Lopez Research analyst Maribel Lopez said she doesn’t buy the idea of lower prices, but suspects that pricing will remain neutral after the deal.
Didn’t Sprint CEO Marcelo Claure say 5G would be an opportunity to increase prices?
Yep. Claure said during a keynote address at the Mobile World Congress trade show in March that he sees 5G as an opportunity to charge more because it would be considered a premium service.
In an interview on Sunday, Claure said that the comments referred to the idea of building a 5G network for just the Sprint base. But combining T-Mobile and Sprint’s assets and building for a much larger base means an opportunity to lower prices.
“This changes the game,” Claure said.
What happens to existing plans?
Sievert declined to comment on what the companies plan to do with many of the ultra-competitive grandfathered plans that customers have clung to. T-Mobile has generally been good about honoring existing plans within its own service, but it’s unclear what it would do with Sprint’s plans.
How will the migration happen?
The companies say it will take about three years to migrate customers over to the T-Mobile network. While both companies support LTE, T-Mobile’s older network is based on a technology called GSM, while Sprint’s is based on CDMA — two incompatible networks.
Fortunately, popular phones like some Samsung models and the iPhones on Sprint can run on T-Mobile.

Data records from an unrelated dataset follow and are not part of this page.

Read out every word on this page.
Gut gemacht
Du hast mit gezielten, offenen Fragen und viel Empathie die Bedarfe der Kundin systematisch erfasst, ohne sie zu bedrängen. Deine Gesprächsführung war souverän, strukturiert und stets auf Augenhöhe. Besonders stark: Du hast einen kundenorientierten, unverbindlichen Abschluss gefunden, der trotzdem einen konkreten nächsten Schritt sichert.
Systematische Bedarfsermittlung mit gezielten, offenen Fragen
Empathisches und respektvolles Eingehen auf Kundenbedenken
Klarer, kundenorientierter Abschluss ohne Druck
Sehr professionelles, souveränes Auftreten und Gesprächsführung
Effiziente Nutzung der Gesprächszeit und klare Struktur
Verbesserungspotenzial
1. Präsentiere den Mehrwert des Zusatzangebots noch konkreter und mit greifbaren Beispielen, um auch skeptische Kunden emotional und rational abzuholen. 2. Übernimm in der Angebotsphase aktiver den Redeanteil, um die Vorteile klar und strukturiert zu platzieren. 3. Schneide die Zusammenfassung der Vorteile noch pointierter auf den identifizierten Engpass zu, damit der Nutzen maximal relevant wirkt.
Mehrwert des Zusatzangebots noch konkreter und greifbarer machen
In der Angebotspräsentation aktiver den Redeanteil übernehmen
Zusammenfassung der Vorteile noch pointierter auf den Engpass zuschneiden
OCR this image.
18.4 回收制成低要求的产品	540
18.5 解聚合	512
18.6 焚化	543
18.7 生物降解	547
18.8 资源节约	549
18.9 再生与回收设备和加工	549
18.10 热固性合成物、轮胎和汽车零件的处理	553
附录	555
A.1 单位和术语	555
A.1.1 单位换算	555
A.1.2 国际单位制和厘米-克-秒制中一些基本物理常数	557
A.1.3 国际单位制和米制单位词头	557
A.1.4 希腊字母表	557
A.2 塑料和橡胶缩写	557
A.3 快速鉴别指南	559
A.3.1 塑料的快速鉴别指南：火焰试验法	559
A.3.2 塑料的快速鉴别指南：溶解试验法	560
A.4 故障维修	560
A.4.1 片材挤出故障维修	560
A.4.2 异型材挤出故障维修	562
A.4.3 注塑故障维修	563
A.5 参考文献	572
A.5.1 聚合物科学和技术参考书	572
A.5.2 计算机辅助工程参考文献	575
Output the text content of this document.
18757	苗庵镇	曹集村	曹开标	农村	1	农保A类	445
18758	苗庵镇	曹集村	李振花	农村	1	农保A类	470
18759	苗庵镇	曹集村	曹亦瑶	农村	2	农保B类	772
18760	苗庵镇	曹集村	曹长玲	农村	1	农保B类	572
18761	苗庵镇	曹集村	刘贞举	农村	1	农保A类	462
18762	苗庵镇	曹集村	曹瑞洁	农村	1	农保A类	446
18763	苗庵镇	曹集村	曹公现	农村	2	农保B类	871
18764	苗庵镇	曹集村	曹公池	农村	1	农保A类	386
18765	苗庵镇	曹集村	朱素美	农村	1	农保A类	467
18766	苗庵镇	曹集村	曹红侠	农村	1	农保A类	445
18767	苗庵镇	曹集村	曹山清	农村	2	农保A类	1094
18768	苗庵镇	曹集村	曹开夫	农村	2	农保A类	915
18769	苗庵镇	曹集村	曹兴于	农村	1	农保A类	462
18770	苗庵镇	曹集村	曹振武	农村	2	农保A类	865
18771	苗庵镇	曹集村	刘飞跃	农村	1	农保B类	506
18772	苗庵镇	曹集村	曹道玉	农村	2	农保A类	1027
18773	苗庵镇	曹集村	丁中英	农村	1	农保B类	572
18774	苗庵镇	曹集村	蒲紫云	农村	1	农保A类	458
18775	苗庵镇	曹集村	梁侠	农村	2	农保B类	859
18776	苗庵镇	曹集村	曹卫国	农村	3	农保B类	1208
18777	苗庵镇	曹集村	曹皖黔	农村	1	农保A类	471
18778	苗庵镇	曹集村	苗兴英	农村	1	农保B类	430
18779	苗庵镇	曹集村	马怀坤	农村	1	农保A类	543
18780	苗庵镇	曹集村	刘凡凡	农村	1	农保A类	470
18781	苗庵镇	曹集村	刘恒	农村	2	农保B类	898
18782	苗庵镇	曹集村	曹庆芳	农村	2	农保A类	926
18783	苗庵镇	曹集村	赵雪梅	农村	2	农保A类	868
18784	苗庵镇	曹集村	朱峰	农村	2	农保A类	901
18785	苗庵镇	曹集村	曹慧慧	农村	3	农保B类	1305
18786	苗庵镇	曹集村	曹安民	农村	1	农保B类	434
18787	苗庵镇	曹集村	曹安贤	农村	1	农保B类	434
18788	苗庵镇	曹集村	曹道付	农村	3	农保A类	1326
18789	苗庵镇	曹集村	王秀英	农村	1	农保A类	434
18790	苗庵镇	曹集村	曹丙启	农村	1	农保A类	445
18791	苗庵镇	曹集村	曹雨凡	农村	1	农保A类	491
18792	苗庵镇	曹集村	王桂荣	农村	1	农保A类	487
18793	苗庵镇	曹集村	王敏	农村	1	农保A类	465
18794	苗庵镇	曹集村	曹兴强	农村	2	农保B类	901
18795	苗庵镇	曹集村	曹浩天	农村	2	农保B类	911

Sievert says there are about 20 million Sprint phones that are compatible on T-Mobile.
Eventually, the idea is to get everyone onto the T-Mobile network.
What about 5G?
One of the critical parts to T-Mobile and Sprint’s argument for merging is the move to 5G. The companies say neither can build the 5G network they want without a combination, although that would have hardly been the rhetoric had you asked either side that question just a few days ago.
The case for 5G leadership is tailor-made for the White House, which killed a proposed takeover of Qualcomm by Singapore-based Broadcom because it threatened the US’ position on the next-generation wireless technology.